Registration is open for Optimized Modern Fortran, a July 22 workshop led by Alessandro Fanfarillo, NCAR Research Applications Laboratory, to help participants make their Fortran codes run more efficiently through vectorization and other techniques.

When: 9 a.m. to noon, 1 to 3 p.m. Monday, July 22

Where: Room 3131, Center Green campus (CG1), Boulder

Participants will get a detailed, practical explanation of how to obtain high performance from modern Fortran codes, with a particular focus on how to exploit the hardware instructions provided by modern processors. Prerequisite: Basic knowledge of Fortran 90 constructs, such as array syntax and allocation, recursion, modules, and intrinsic, elemental and pure functions.

Participants are encouraged to bring their own codes and laptop computers. Lunch will be provided. Some travel funding is available. See the Optimized Modern Fortran Workshop web page for details and registration.

July 15, 2019

Registration is open for the 2019 International Computing in Atmospheric Sciences (iCAS) Symposium, September 8-12 in Stresa, Italy. NCAR, which hosts the iCAS series, announced that keynote presentations will focus on the European Open Science Cloud and the Daniel K. Inouye Solar Telescope.

On Monday, September 9, Tiziana Ferrari from EGI and Hannes Thiemann from DKRZ will discuss "The European Open Science Cloud and its Use Cases for Climate, Weather, Earth, and Environmental System Research."

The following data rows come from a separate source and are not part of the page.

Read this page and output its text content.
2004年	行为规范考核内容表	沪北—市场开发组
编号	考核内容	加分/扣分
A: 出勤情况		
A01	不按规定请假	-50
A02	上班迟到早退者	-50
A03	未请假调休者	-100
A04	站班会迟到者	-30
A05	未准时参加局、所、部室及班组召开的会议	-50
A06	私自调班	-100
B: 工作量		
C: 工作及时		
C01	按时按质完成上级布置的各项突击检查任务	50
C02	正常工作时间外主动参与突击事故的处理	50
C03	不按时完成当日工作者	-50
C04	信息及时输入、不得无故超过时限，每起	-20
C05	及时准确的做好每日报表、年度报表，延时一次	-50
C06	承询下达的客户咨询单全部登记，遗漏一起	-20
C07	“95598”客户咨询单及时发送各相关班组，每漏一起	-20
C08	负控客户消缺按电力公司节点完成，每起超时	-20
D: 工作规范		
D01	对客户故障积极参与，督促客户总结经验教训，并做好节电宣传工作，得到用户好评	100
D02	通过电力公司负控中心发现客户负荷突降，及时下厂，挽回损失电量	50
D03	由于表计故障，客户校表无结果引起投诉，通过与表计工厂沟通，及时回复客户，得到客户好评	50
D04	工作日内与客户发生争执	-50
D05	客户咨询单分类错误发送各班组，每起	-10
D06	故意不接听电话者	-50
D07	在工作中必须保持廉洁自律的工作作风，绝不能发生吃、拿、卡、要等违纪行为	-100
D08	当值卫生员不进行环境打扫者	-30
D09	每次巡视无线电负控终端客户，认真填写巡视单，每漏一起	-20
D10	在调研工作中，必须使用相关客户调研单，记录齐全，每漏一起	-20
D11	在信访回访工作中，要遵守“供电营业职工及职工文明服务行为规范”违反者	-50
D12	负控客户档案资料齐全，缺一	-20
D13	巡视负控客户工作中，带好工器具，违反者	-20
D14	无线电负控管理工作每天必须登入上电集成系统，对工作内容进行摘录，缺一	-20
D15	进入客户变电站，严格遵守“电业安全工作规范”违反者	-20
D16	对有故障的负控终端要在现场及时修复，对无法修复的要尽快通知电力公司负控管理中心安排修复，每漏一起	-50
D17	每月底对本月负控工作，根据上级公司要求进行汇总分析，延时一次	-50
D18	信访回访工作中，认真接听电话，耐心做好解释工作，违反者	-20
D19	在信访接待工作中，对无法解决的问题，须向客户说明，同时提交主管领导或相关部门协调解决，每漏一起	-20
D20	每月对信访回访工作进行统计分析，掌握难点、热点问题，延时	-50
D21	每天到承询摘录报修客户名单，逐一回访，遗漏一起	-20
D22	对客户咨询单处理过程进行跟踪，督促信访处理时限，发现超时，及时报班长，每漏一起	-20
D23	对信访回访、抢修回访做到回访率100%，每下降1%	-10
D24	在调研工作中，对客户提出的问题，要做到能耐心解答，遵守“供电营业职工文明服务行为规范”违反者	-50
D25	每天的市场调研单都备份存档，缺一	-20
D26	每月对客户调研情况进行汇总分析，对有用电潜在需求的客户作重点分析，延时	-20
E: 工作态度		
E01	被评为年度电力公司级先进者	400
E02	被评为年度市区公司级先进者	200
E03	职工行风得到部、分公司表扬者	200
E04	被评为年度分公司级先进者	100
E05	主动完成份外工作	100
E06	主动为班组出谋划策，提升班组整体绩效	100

On Wednesday, September 11, Alisdair Davey from the U.S. National Solar Observatory, will present on "The Daniel K. Inouye Solar Telescope (DKIST): A Next-Generation Ground-Based Solar Telescope."

For information about the keynote talks and the speakers, and to register for the symposium, see the iCAS 2019 site. Room reservations should be made directly with the hotel before August 7. After that date, rooms will be available on a first-come, first-served basis. See the iCAS site for a link to the hotel reservation form.

July 15, 2019

No scheduled downtime: Cheyenne, Casper, Campaign Storage, GLADE and HPSS.

July 11, 2019

The Casper cluster’s Slurm workload manager will be unavailable today from 11 a.m. until approximately 1 p.m. MDT to allow CISL system administrators to perform maintenance.

During that period, new Slurm job submissions from Casper or Cheyenne will not be possible and the “execdav” command will not work. However, users will be able to log in directly to Casper to access the GLADE file system and HPSS. No interruptions are expected to existing Casper login sessions or batch jobs that are already running or queued for execution.

Users will be informed via the CISL Notifier service when the maintenance is complete and Casper is returned to service.

July 11, 2019

Use relative paths and environment variables instead of hardcoding directory names in your job scripts. Hardcoding in scripts and elsewhere can make debugging your code more difficult and also complicate situations in which others need to copy your directories to build and run your code as themselves.

See this CISL page for a simple example and more information.

July 8, 2019

No scheduled downtime: Cheyenne, Casper, Campaign Storage, GLADE and HPSS.